Келли Линк
«Милые чудовища»
«Каждый может случайно раскопать не ту могилу».
Не та могила
Все это случилось потому, что паренек по имени Майлз Сперри, которого я когда-то знала, решил заняться воскрешением и раскопать могилу своей девушки, Бетани Болдуин. Та уже почти год как померла. Он затеял это, чтобы извлечь из гроба пачку стихов, которые сам же туда положил (поначалу-то ему казалось, что это красивый и романтический жест). А может, просто несусветная глупость. Он не позаботился о том, чтобы сделать копии. Майлз всегда отличался импульсивностью. Думаю, вам следует об этом знать, прежде чем я начну повествование.
Глаза Бетани были закрыты, кто-то позаботился и об этом. Видимо, тот же, кто аккуратно сложил ей руки. И даже улыбка у нее была такая… умиротворенная, в неправильном смысле этого слова. Майлз толком не знал, как заставить человека улыбаться, когда тот уже мертв. Бетани не очень-то походила на себя живую. А ведь еще несколько дней назад она была жива. Теперь она казалась меньше и при этом — странное дело! — как будто бы больше. Майлз еще никогда прежде не подходил так близко к мертвецу, и вот он стоит там, глядя на Бетани, и у него только два желания: чтобы он сейчас тоже был мертв и еще взять свою тетрадку и ручку (и чтоб никто не возмущался, что это, мол, неприлично). Ему хотелось фиксировать все происходящее.

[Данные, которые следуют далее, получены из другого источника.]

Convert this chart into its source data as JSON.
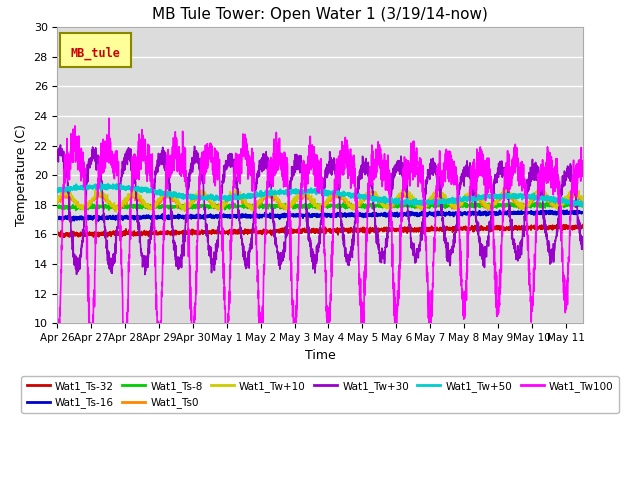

Ведь, как ни крути, это самое значительное событие из всех, что когда-либо случались с Майлзом. Великая перемена, которая постепенно, миг за мигом, происходила в нем.Поэтам положено чувствовать каждую минуту жизни, присутствовать в ней и одновременно находиться вовне, взирать на события со стороны. К примеру, Майлз никогда прежде этого не замечал, но уши Бетани были слегка перекошены. Одно было поменьше, зато располагалось чуть повыше. Не то чтобы это его волновало, он не собирался писать об этом стихи и даже не стал бы упоминать при ней об этом, будь она жива (а то вдруг она начала бы стесняться), но факт оставался фактом. И теперь, когда он заметил эту ее особенность, то подумал, что, пожалуй, это здорово его заводит — то, что об этом нельзя говорить: он наклонился и поцеловал Бетани в лоб, а потом глубоко вдохнул. Она пахла как новенькая машина. Голова Майлза полнилась поэтическими образами. Каждое облако было обведено серебристым контуром, хотя, наверное, эту мысль можно было выразить и поинтереснее, посочнее. К тому же, смерть — это вам не облако. Он задумался о том, что же это такое: может быть, это больше похоже на землетрясение или падение с огромной высоты и удар о землю, действительно жесткий удар, от которого из груди вышибает дух и становится трудно спать, или просыпаться, или есть, или думать о таких вещах, как домашнее задание и не идет ли что-нибудь интересное по телику. И еще смерть расплывчатая, но при этом колючая, так что, скорее всего, никакое это не облако, а туман, состоящий из мелких острых частичек. Из иголок. В каждом смертельном тумане куча серебряных иголок. Так ли это на самом деле? Кто-нибудь проверял?